Internships are not a new idea in college athletics, especially at Penn. The Division of Recreation and Intercollegiate Athletics (DRIA) has been helping to develop young people through internships for more than two decades. But in the past year, a more formal and centralized internship program has proven to be beneficial to both Penn Athletics and the college students who have filled roles within the Division.
“The idea was not to reinvent the wheel. Penn Athletics has had internships for almost 20 years,” says Josh LaRosa, associate athletics director/external operations. “We wanted to centralize our internship program, taking what some of our departments have been doing very well and implementing that process throughout the Division to support all of our intercollegiate programs and departments.”
In the first year of the formalized program in 2022-23, Penn Athletics has doubled its internship pool from 25 to 50. Long-standing relationships with Drexel and Temple continue to provide a number of interns to the Division, but the goal this year has been to build out the program and cast a wider net.
“A more recent focus has been to dig a little bit deeper on what our individual departments need to see in the qualifications and experiences of the intern and try to make those unique relationships,” LaRosa says. “For example, our creative content and video departments really need true artists. The next step is how do we develop relationships—both internally at Penn as well as with some of the other schools in the city—to provide interns to Penn.”
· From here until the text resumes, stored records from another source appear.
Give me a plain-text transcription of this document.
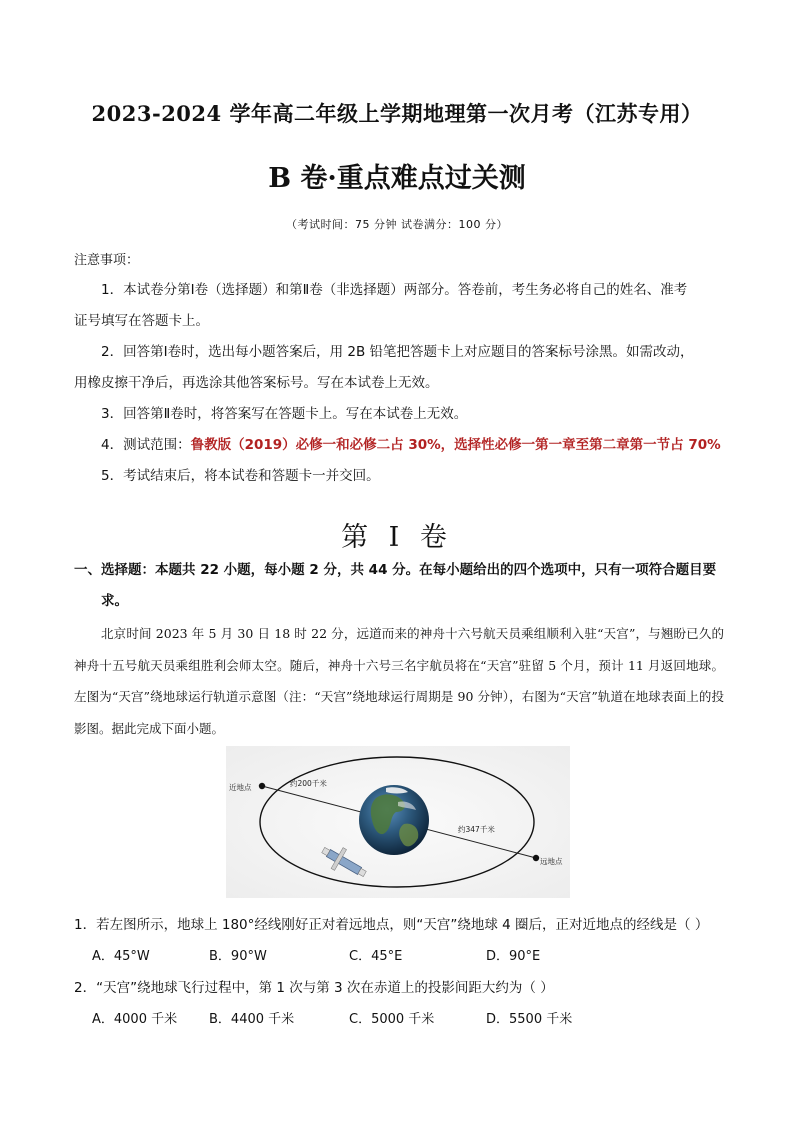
2023-2024 学年高二年级上学期地理第一次月考（江苏专用）
B 卷·重点难点过关测
（考试时间：75 分钟 试卷满分：100 分）
注意事项：

1．本试卷分第Ⅰ卷（选择题）和第Ⅱ卷（非选择题）两部分。答卷前，考生务必将自己的姓名、准考

证号填写在答题卡上。

2．回答第Ⅰ卷时，选出每小题答案后，用 2B 铅笔把答题卡上对应题目的答案标号涂黑。如需改动，

用橡皮擦干净后，再选涂其他答案标号。写在本试卷上无效。

3．回答第Ⅱ卷时，将答案写在答题卡上。写在本试卷上无效。

4．测试范围：鲁教版（2019）必修一和必修二占 30%，选择性必修一第一章至第二章第一节占 70%

5．考试结束后，将本试卷和答题卡一并交回。

第 I 卷

一、选择题：本题共 22 小题，每小题 2 分，共 44 分。在每小题给出的四个选项中，只有一项符合题目要

求。

北京时间 2023 年 5 月 30 日 18 时 22 分，远道而来的神舟十六号航天员乘组顺利入驻“天宫”，与翘盼已久的神舟十五号航天员乘组胜利会师太空。随后，神舟十六号三名宇航员将在“天宫”驻留 5 个月，预计 11 月返回地球。左图为“天宫”绕地球运行轨道示意图（注：“天宫”绕地球运行周期是 90 分钟），右图为“天宫”轨道在地球表面上的投影图。据此完成下面小题。

近地点
远地点
约200千米
约347千米
1．若左图所示，地球上 180°经线刚好正对着远地点，则“天宫”绕地球 4 圈后，正对近地点的经线是（ ）
A．45°W	B．90°W	C．45°E	D．90°E
2．“天宫”绕地球飞行过程中，第 1 次与第 3 次在赤道上的投影间距大约为（ ）
A．4000 千米 B．4400 千米	C．5000 千米	D．5500 千米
In September, Penn Athletics welcomed two new Quaker Fellows, essentially full-time paid interns, to the department in Veronica Brancato and Mackenzie Greenfield. Both have become valuable assets to the day-to-day operations of the Division.
A Drexel graduate, Brancato is a true success story, as she has gone from part-time, to a Quaker Fellow, to full-time in the Division’s finance office as a business administrator. Her role as a Quaker Fellow was to run and organize the internship program, which allowed her to create strong relationships both internal and external to the Division.
“Being a Quaker Fellow exposed me a to a lot of people throughout the department,” Brancato says. “My main responsibility was overseeing the internship program and getting it up and running. It was successful pretty quickly, as we more than doubled our number of interns in the first four months.”
Brancato had nothing but positive reflections on her year as a Quaker Fellow, helping get the formalized program off the ground.
“There are a lot of opportunities throughout the department,” she says. “If you are truly interested in working in college athletics and you want to stick around at Penn, there’s a good chance you can make that happen if you do well and make connections and build relationships.”
“We are trying to take a laddered approach to the Division,” LaRosa says. “We want to ensure that we’re providing an educational opportunity and mentorship to these interns. Then there are transitional opportunities to our fellowship program, and from there we are looking at that pool of interns and fellows when hiring full-time employees. Veronica is a great example of that.”
Greenfield is a Quaker Fellow who works in the Office of the Athletic Director, collaborating closely with the administrative team and the T. Gibbs Kane, Jr. W'69 Director of Athletics and Recreation Alanna Shanahan. A former track & field standout at Rider University, Greenfield turned down an opportunity for a market research job to pursue her passion in college athletics.
“I wanted to get my foot in the door but wasn’t sure which aspect of college athletics I wanted to pursue,” Greenfield says. “Everyone I’ve met has reinforced my desire to continue to work in athletics. Everyone has been great, and the experience has been exactly what I’ve hoped for.”
Hunter Taubes is in his second year as the social media and operations intern for the Penn baseball program. A senior at Temple, Taubes has grown the Penn baseball social media accounts into one of the more entertaining follows in college baseball.
“My job is to create content for social media,” Taubes says. “I never thought it was a position that could become a career; it’s just something that I have so much fun doing every day. People say you want to have a job where you get to go to work. I consider myself lucky to be in the position to do that.”
Baseball is a data-driven sport and the same can be said for social media. Taubes’ dry wit and consistent content has led to a 222% increase in Twitter engagements for the baseball account year-over-year in 2022.
Taubes has parlayed his experience with Penn baseball into an internship this summer with the New York Mets in their social media department, a dream job for a kid who grew up going to Shea Stadium and Citi Field.
“I wouldn’t have considered even applying for a social media position if it wasn’t for my Penn experience,” Taubes says. “I’m excited to be at Citi Field, working with the players and team every day. After that, I’d love to be with the Mets or Penn full time; that’s something that I’d be excited for.”
While he may be the most visible intern for Penn baseball, he is not the only one. Head Coach John Yurkow has built his own army of interns within his program, doing deep dives into analytics to help individual players and the team find ways to get a little better.
Luke Castellini and Jackson Handler are two Penn students who are deeply involved in the analysis of the team’s data from Trackman and Rapsodo. Prasham Jobanputra, a Drexel student, has joined the baseball program after an internship this fall with the Penn football team, and helps with analytics and operations as well.
Penn Athletics is looking to continue and grow its internship program for 2023-24 and beyond. With a strong foundation and a number of success stories from year one of the formalized internship program, the future is bright for the college students involved and for the Division of Recreation and Intercollegiate Athletics.